Isn't there some theorem of thermodynamics that says your device gets more efficient as the temperature difference between the hot and cold parts of the device increases?

AFAIK the only reasons devices aren't run at arbitrarily high temperatures is that material properties change unfavorably, or you risk fires.


The efficiency thing is more about heat engines. When we're just dissipating heat, the relevant relationship is that the rate of heat transfer is proportional to the temperature difference. This is why a hot object that isn't producing heat will cool exponentially. In the case of a steady-state source of heat, the temperature difference will be inversely proportional to the thermal conductivity of the connection between hot and cold reservoirs. Heatsinks and fans are used to increase that thermal conductivity so that the temperature difference stays small enough that the absolute temperature is safe. If you can double the tolerable temperature difference, then you can cut your fan speeds by more than half, or even get by with passive convection.

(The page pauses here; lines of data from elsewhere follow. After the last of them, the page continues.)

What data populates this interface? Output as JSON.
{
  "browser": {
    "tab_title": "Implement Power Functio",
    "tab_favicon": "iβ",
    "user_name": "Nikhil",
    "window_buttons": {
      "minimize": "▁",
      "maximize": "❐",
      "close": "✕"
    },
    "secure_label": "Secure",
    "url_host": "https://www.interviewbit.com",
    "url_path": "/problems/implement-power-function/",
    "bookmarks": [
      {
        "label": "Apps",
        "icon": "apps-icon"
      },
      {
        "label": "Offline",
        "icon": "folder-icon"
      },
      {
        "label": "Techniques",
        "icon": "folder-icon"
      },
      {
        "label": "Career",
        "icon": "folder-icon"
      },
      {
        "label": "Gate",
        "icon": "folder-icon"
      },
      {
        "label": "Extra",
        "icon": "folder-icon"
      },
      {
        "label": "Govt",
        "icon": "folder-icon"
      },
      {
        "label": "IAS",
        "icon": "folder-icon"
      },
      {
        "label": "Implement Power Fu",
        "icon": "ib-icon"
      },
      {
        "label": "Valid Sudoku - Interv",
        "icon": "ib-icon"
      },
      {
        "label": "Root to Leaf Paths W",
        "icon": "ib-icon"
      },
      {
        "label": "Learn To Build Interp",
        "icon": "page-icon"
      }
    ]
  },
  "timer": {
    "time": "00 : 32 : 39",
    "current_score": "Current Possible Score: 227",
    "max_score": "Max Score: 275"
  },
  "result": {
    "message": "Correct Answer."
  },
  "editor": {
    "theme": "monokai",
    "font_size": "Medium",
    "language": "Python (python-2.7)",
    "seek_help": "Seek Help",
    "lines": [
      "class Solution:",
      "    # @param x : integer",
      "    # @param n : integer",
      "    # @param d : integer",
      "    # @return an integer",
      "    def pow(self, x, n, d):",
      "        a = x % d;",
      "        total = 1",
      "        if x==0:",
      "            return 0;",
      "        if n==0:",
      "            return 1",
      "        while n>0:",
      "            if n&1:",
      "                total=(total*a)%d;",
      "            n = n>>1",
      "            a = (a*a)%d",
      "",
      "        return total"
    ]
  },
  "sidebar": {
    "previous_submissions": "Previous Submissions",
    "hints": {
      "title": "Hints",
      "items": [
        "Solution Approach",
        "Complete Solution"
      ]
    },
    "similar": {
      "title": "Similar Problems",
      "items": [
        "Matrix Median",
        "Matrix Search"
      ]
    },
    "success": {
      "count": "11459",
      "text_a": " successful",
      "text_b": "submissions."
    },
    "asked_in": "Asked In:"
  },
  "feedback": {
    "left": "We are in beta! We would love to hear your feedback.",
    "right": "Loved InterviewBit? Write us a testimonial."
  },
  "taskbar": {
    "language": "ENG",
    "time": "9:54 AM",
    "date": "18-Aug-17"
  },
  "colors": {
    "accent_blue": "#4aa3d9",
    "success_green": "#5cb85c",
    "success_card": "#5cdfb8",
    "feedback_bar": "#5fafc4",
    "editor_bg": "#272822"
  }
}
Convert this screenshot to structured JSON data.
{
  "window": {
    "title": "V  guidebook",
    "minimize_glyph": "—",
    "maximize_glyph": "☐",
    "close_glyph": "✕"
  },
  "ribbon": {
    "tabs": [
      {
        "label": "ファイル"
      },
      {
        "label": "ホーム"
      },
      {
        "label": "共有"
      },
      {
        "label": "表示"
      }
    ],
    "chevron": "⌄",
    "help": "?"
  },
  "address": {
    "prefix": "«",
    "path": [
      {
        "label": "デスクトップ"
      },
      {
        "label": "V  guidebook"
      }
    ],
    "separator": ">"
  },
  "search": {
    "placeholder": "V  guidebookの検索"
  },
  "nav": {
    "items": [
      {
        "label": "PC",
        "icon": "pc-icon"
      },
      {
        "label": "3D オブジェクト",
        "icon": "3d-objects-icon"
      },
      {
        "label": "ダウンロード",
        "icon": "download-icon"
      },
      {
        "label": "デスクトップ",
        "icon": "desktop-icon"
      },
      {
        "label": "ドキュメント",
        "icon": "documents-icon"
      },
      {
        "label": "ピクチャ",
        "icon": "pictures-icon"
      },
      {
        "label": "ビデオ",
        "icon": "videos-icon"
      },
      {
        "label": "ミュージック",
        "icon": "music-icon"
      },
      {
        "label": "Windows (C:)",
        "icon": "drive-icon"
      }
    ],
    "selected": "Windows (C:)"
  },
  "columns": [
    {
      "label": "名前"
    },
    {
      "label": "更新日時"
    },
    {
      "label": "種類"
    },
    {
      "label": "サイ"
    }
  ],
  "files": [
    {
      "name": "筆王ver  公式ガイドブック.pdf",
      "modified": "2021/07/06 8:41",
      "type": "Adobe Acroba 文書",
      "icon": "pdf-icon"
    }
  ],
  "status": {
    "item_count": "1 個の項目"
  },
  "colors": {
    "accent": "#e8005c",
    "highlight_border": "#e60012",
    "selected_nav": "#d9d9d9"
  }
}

Or, approaching things differently, if you're only going to keep your graphics card for two or three years, there's no reason to let the fans spin up to an audible level until the chip reaches at least 80 degrees C.

Addressing a common misconception: fan speed/noise is not directly related to how much the graphics card is heating up the room by. Whether you run the fans at full tilt or you let the chip almost melt, the heat output will depend only on the workload.

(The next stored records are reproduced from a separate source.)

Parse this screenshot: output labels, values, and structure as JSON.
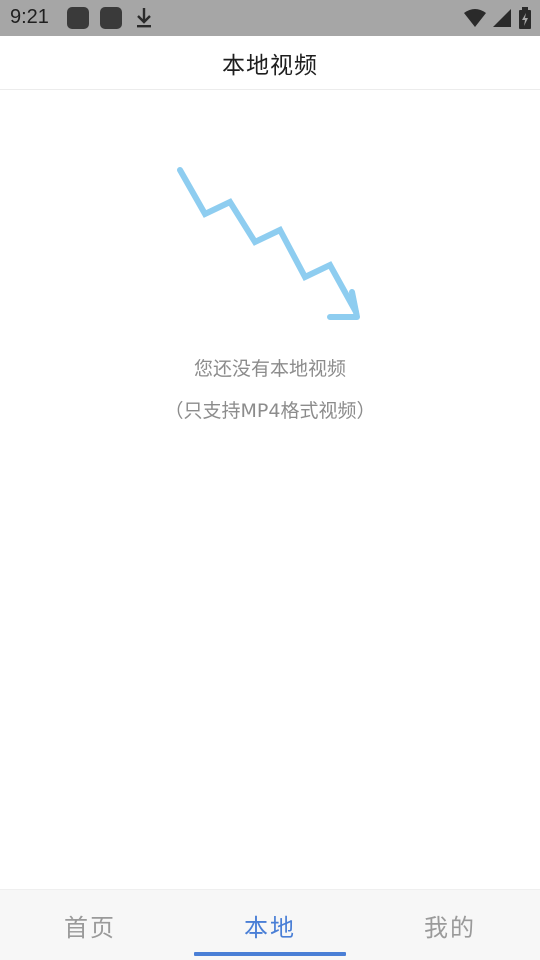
{
  "status_bar": {
    "time": "9:21",
    "icons": [
      "app-icon",
      "app-icon",
      "download-icon",
      "wifi-icon",
      "signal-icon",
      "battery-icon"
    ]
  },
  "header": {
    "title": "本地视频"
  },
  "empty_state": {
    "icon": "arrow-down-zigzag-icon",
    "title": "您还没有本地视频",
    "subtitle": "（只支持MP4格式视频）",
    "accent_color": "#8ecdf0"
  },
  "bottom_nav": {
    "tabs": [
      {
        "label": "首页",
        "active": false
      },
      {
        "label": "本地",
        "active": true
      },
      {
        "label": "我的",
        "active": false
      }
    ],
    "active_color": "#4a7fd6",
    "inactive_color": "#9a9a9a"
  }
}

The thermodynamics you are remembering mostly refers to Carnot engines which convert temperature differences to work.


Waiting for the VideoCore V :) I noticed that the Broadcom LTE offerings such as the M320 do not use VideoCore and instead use PowerVR 5XT. Is it because they were originally Renesas designs? Hoping to see more VideoCore action in the future :)


:)


Two years ago (or whenever the BCM2835 itself came out on the market), sure, but surely things have improved since? We've at least jumped a technology node, and hasn't nVidia improved?


Less than you'd think. Other vendors have improved somewhat, but from often from pretty poor starting points. Jumping a process node is a "brute force" approach: we can all do that. I'm more interested in apples-to-apples comparisons on a given node.


Had you worked on it directly, or were working on other parts of the chip while at Broadcom? I've always been hoping to see some hard benchmarks. I had worked on a video codec IP for a competing (but defunct) chip, hence my curiosity :)

I'm curious about the technological history of the VideoCore. The wikipedia page [1] and Broadcom marketing page [2] don't give a lot of information to distinguish it from competing cores (such as ARM's own Mali or nVidia's Tegra line). In fact, the information I see makes it seems pretty run-of-the-mill tech of 5 years ago.

I guess I could RTFM now that it's available :D

Edit/afterthought: none of this really matters actually, as there is no other chip on the market with the BCM2835's capabilities and that is more open-sourced.

[1] http://en.wikipedia.org/wiki/VideoCore [2] http://www.broadcom.com/products/technology/mobmm_videocore....


I did work on it directly. James (now working solely for Pi as HW director), Gordon (now working solely for Pi as SW director) and I (still working for Broadcom, and for Pi) were members of the VideoCore IV design team. James and I were responsible for the QPU (quad processor unit) design and implementation in the V3D block.

There's no one thing about V3D which makes it superior to other cores. Just lots of attention to detail at the design, RTL implementation and layout stages.